The most noteworthy stories to come out of the reports were those of offensive jokes taken too far. The interviewed staff members said that they were routinely Photoshopped into inappropriate situations. For instance, their faces would be put on the bodies of adult film stars or Nazi soldiers and the pictures would be put up all around the office. Quantic Dream bosses David Cage and Guillaume de Fondaumière were allegedly in on the "joke" as well.
Cage's response was to vehemently deny the accusations, and he even went as far as to file a lawsuit against the three media outlets that reported the story.

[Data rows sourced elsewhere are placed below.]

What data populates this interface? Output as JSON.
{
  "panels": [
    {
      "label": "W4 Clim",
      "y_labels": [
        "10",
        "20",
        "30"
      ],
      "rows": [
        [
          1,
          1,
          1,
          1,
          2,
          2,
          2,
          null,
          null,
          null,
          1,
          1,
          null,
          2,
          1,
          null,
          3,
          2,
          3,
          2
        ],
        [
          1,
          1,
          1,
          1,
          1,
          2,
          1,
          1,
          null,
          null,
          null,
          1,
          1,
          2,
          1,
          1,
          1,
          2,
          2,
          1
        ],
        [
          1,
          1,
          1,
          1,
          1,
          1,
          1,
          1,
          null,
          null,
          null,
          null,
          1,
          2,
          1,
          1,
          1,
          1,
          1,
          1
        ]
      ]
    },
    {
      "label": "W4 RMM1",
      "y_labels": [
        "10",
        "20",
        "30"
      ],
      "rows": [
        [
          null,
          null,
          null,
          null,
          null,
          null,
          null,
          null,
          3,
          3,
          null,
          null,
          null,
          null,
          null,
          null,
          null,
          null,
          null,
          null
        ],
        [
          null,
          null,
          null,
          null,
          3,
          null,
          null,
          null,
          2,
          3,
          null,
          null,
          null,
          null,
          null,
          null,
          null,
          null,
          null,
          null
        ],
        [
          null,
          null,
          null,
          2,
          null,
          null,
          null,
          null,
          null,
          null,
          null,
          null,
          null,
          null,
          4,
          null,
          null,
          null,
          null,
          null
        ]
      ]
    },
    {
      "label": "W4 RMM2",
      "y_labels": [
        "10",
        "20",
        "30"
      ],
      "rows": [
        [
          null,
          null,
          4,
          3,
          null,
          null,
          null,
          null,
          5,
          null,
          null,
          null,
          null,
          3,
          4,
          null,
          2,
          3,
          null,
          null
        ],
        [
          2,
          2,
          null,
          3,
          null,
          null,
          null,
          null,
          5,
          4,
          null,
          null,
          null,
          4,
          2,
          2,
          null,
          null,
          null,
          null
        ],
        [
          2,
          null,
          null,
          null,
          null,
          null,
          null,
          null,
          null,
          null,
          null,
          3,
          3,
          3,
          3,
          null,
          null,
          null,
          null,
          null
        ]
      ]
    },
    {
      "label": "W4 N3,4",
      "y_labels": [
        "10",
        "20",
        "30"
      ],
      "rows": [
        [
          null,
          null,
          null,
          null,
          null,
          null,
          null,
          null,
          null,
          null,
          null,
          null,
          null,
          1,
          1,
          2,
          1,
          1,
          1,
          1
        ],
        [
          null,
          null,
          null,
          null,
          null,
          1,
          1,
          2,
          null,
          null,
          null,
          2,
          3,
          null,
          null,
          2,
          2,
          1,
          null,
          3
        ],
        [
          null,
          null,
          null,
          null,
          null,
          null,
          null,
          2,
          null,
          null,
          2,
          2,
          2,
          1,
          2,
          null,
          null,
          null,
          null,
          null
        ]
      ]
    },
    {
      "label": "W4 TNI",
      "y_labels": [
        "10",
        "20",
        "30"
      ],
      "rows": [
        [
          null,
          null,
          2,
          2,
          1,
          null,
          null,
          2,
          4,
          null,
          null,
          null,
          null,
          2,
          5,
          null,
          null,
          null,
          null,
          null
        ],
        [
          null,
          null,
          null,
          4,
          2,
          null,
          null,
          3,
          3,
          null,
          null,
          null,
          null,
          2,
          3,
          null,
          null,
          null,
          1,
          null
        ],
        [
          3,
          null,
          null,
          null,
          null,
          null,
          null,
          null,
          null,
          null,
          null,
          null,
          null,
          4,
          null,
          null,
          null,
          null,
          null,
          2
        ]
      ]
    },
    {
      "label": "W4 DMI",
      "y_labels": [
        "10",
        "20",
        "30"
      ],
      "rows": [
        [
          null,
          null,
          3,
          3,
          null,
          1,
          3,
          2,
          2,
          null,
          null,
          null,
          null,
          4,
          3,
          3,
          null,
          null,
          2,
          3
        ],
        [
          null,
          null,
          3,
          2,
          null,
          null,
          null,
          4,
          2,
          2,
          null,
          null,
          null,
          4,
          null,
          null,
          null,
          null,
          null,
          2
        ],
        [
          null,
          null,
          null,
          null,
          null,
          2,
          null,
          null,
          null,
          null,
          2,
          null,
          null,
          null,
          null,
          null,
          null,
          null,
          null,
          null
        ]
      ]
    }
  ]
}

For now, Cage's court time will be spent against his former employees. Today's result, according to Eurogamer, saw a former employee make use of the prise d'acte employment law. To use the law, an employee must willingly quit on the grounds of misconduct in the workplace. By doing so they give up all rights to things like benefits and severance, but retain the ability to petition for unfair dismissal.
From there, the case must go to an independent labour court. The court decides the legitimacy of the workplace misconduct claim, and if that merits the employee receiving compensation. Two cases brought forward by other Quantic Dream employees were dismissed before getting that far. This case marks the first time the court saw it through and ruled in favor of the employee, although Eurogamer's report doesn't detail what they received.
More of these cases are likely to happen, and it should be interesting to see if this ruling influences what happens going forward.